The country needs over a million housing units while the capital- Harare alone – has over half a million people on the housing waiting list. The NDS1 is targeting to provide at least 220 000 housing units by year 2025.

Partnerships with companies like Mashonaland Holdings is expected to bring to the market housing solutions with reasonable terms while also meeting the standard urban planning requirements.

“The group continues to engage Government and Councils for the identification of land available for partnerships in developing affordable housing solutions in line with sustainable development goals,” said Mash Holdings in their 2021 annual report.

During the year to December 31, 2021, the group introduced to the market 24 fully serviced medium density residential stands in Ruwa and 25 cluster houses in Bluffhill Harare.

Further, the group is working on plans to introduce affordable serviced residential stands on its 42 hectare site in Ruwa.

According to the group, the 25 cluster housing project was fully sold off plan following a successful launch and marketing of the model house.

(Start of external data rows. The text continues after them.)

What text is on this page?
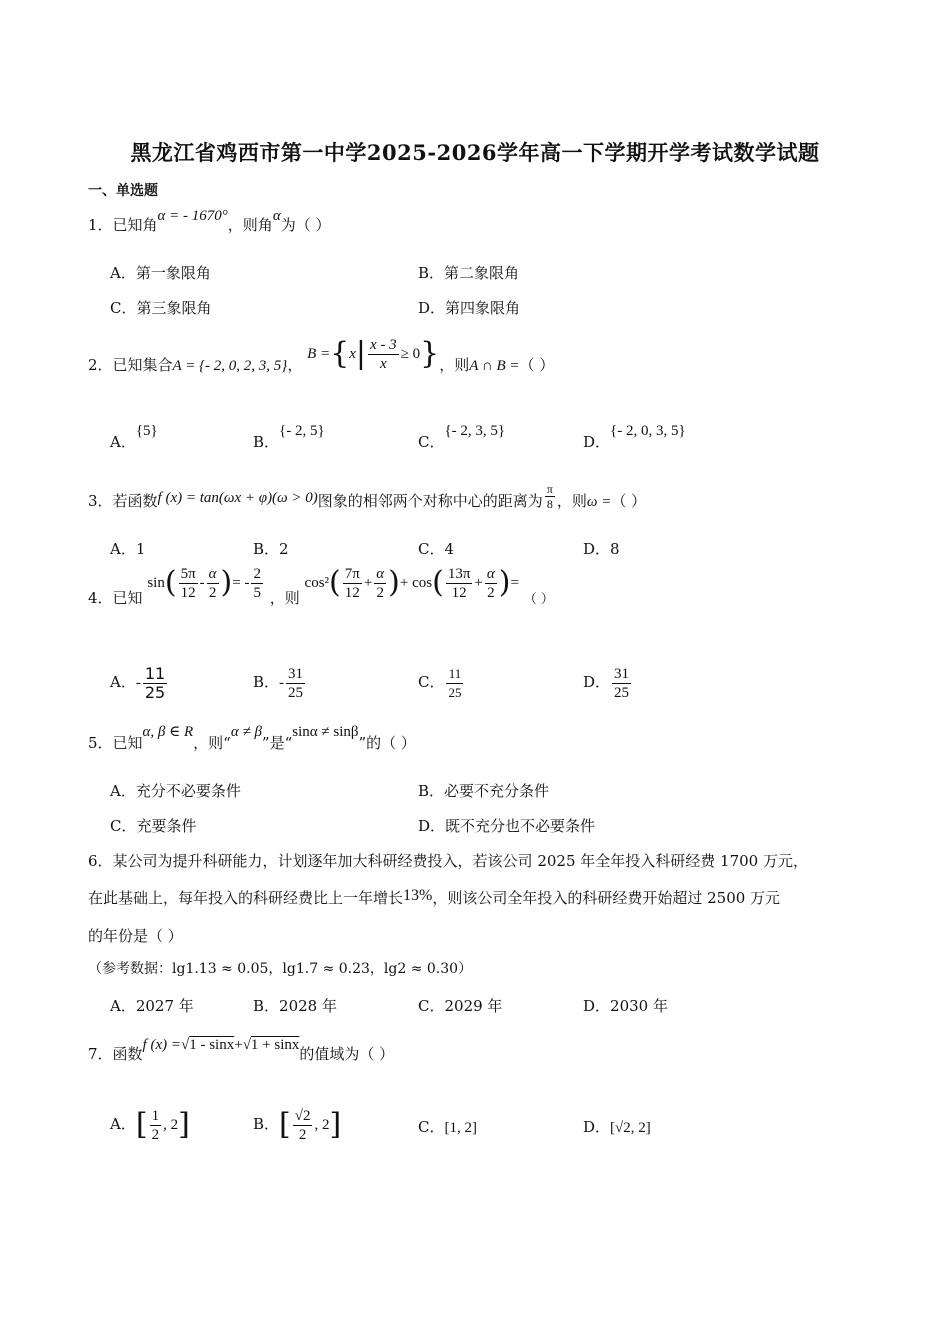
黑龙江省鸡西市第一中学2025-2026学年高一下学期开学考试数学试题
一、单选题
1．已知角α = - 1670°，则角α为（ ）
A．第一象限角	B．第二象限角
C．第三象限角	D．第四象限角
2．已知集合A = {- 2, 0, 2, 3, 5}， $B =\{x| \frac{x - 3}{x} \ge 0\}$，则A ∩ B =（ ）
A．{5}
B．{- 2, 5}
C．{- 2, 3, 5}
D．{- 2, 0, 3, 5}
3．若函数f (x) = tan(ωx + φ)(ω > 0)图象的相邻两个对称中心的距离为 $\frac{\pi}{8}$ ，则ω =（ ）
A．1	B．2	C．4	D．8
4．已知 $\sin( \frac{5\pi}{12} - \frac{\alpha}{2}$ )= - $\frac{2}{5}$ ，则 $\cos^2( \frac{7\pi}{12} + \frac{\alpha}{2}$ )+ $\cos( \frac{13\pi}{12} + \frac{\alpha}{2}$ )= （ ）
A．- $\frac{11}{25}$	B．- $\frac{31}{25}$	C． $\frac{11}{25}$	D． $\frac{31}{25}$
5．已知α, β ∈ R，则“α ≠ β”是“sinα ≠ sinβ”的（ ）
A．充分不必要条件	B．必要不充分条件
C．充要条件	D．既不充分也不必要条件
6．某公司为提升科研能力，计划逐年加大科研经费投入，若该公司 2025 年全年投入科研经费 1700 万元，
在此基础上，每年投入的科研经费比上一年增长13%，则该公司全年投入的科研经费开始超过 2500 万元
的年份是（ ）
（参考数据：lg1.13 ≈ 0.05，lg1.7 ≈ 0.23，lg2 ≈ 0.30）
A．2027 年	B．2028 年	C．2029 年	D．2030 年
7．函数f (x) =√1 - sinx+√1 + sinx的值域为（ ）
A．[ $\frac{1}{2}$ , 2]	B．[ $\frac{√2}{2}$ , 2]	C．[1, 2]	D．[√2, 2]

The project was officially launched on June 11th, 2021.

Construction of the rest of the units is in progress with the first phase, construction of eight units being due for handover to the purchaser in the second quarter of 2022.

According to the group, activity within the development sub-market remained limited due to the difficult environment characterised by escalating construction costs versus the failing property market values.

The central bank, the Reserve Bank of Zimbabwe (RBZ) maintained lending rates at 35 percent to curtail speculative borrowing.

“This had a negative impact on productive sector including the construction sector as it escalated the cost of borrowing. The widening gap between property investments return and finance costs further dampened new development viability,” said managing director Gibson Mapfidza.

However, Government, through the Zimbabwe National Human Settlements Policy (ZNHSP), has indicated intentions to address challenges inherent in the sector as well as explore models of delivery that will fast-track housing delivery in line with the NDS1 target of delivering 220 000 housing units by 2025.

Apart from housing, Mash Holdings is also working on portfolio diversification as it offsets the capital losses associated with commercial central business district (CBD) concentration.

Last year, demand for commercial CBD space remained subdued resulting in declining rentals and high voids levels, which were worsened by the Covid-19 pandemic which saw businesses adopting remote working.

In light of this, the group indicated plans to further expanding residential segments, where demand has remained high due to the prevailing housing backlog.

This is in addition to other segments such as office parks, logistics, warehousing, retail and healthcare segments.

Already, the company signed an agreement to develop and lease a hospital with a leading health insurer and services provider with construction activity scheduled to commence during the second quarter of this year.